Here is the example how this method is used. This is what I would like to write:

int hresult = WindowsRegCloseKey(handle);

This is what I have to do instead:

int result = call("WindowsRegCloseKey", new Class[] {int.class}, new Object[] {handle});

Using reflection sometimes has some benefits. For example methods that enumerate registry keys and values are very similar but they call different native methods (e.g. WindowsRegEnumValue and WindowsRegEnumKeyEx). So methods childrenNamesSpi() and keysSpi() are almost duplicate in WindowsPreferences. Using reflection allows creating one implementation for both cases.


Careful examining of the API exposed by registry class shows that it is limited to work with string values only: method put accepts value of string type, method get returns string. Unfortunately this is the limitation of current approach. Class WindowsPreferences is not designed to work with other value types. Native method WindowsRegSetValueEx works with string values only; attempt to retrieve value of other type using WindowsRegQueryValueEx returns null.

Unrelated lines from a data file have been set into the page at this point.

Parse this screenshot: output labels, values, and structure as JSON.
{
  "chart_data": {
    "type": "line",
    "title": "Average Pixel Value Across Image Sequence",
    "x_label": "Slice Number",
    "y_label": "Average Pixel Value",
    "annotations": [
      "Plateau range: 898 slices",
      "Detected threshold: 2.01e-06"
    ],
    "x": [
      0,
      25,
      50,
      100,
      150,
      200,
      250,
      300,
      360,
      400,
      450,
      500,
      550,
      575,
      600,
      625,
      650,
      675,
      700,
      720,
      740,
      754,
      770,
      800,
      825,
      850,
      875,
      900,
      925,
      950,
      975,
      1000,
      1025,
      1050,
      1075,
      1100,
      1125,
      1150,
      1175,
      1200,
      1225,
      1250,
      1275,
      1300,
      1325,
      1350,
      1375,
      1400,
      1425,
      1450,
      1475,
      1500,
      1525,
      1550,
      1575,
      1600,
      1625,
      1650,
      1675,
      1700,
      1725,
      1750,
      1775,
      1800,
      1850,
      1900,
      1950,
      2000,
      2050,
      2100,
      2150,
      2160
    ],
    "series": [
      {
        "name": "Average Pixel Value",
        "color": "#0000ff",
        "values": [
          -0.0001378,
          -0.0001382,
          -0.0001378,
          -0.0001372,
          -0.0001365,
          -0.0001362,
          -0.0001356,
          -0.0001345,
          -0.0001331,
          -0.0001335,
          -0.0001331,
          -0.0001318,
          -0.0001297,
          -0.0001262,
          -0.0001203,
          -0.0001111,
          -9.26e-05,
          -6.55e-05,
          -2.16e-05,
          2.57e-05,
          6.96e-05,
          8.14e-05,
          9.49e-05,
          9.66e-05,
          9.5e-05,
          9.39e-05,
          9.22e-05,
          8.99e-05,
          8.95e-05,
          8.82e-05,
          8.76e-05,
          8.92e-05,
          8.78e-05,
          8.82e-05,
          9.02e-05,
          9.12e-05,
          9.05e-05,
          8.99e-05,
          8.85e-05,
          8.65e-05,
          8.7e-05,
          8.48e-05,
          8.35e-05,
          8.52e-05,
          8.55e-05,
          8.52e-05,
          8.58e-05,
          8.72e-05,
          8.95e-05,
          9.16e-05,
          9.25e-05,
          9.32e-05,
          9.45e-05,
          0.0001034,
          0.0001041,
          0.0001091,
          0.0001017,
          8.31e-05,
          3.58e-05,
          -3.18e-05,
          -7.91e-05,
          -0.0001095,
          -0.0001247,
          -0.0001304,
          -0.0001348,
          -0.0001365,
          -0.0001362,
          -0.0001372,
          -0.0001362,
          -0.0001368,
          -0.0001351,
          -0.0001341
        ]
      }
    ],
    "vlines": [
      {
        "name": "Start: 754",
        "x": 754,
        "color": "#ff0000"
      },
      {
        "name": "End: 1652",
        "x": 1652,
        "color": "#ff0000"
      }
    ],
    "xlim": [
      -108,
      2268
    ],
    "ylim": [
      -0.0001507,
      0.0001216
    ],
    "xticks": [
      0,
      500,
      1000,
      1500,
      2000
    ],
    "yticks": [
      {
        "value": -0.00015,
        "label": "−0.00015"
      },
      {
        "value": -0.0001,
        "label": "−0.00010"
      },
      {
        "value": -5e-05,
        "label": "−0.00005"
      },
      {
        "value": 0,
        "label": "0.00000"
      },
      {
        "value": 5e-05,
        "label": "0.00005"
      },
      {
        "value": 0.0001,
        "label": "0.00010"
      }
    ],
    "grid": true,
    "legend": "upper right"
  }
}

Java programmers are regular to use native libraries to utilize platform specific features. But sometimes some of the features are already implemented by JVM but just not exposed as a public API. Investigation of JDK classes and utilizing of reflection allows us to get access to windows registry with simple and very compact java code. The implementation deals with string values only that is a serious limitation but still can be used because most values stored in registry are strings. The suggested technique is most useful when code size is critical. For example for applications started using JNLP.

Full source code of Registry class and unit test may be found here.


I found this trick myself and wrote this article. Then I googled "read windows registry with java" and found at least 2 similar implementations:

I have no idea why I did not search web before writing the code... The advantage of my solution is that I implemented full API that can be used in any application while these guys just showed that this solution is possible.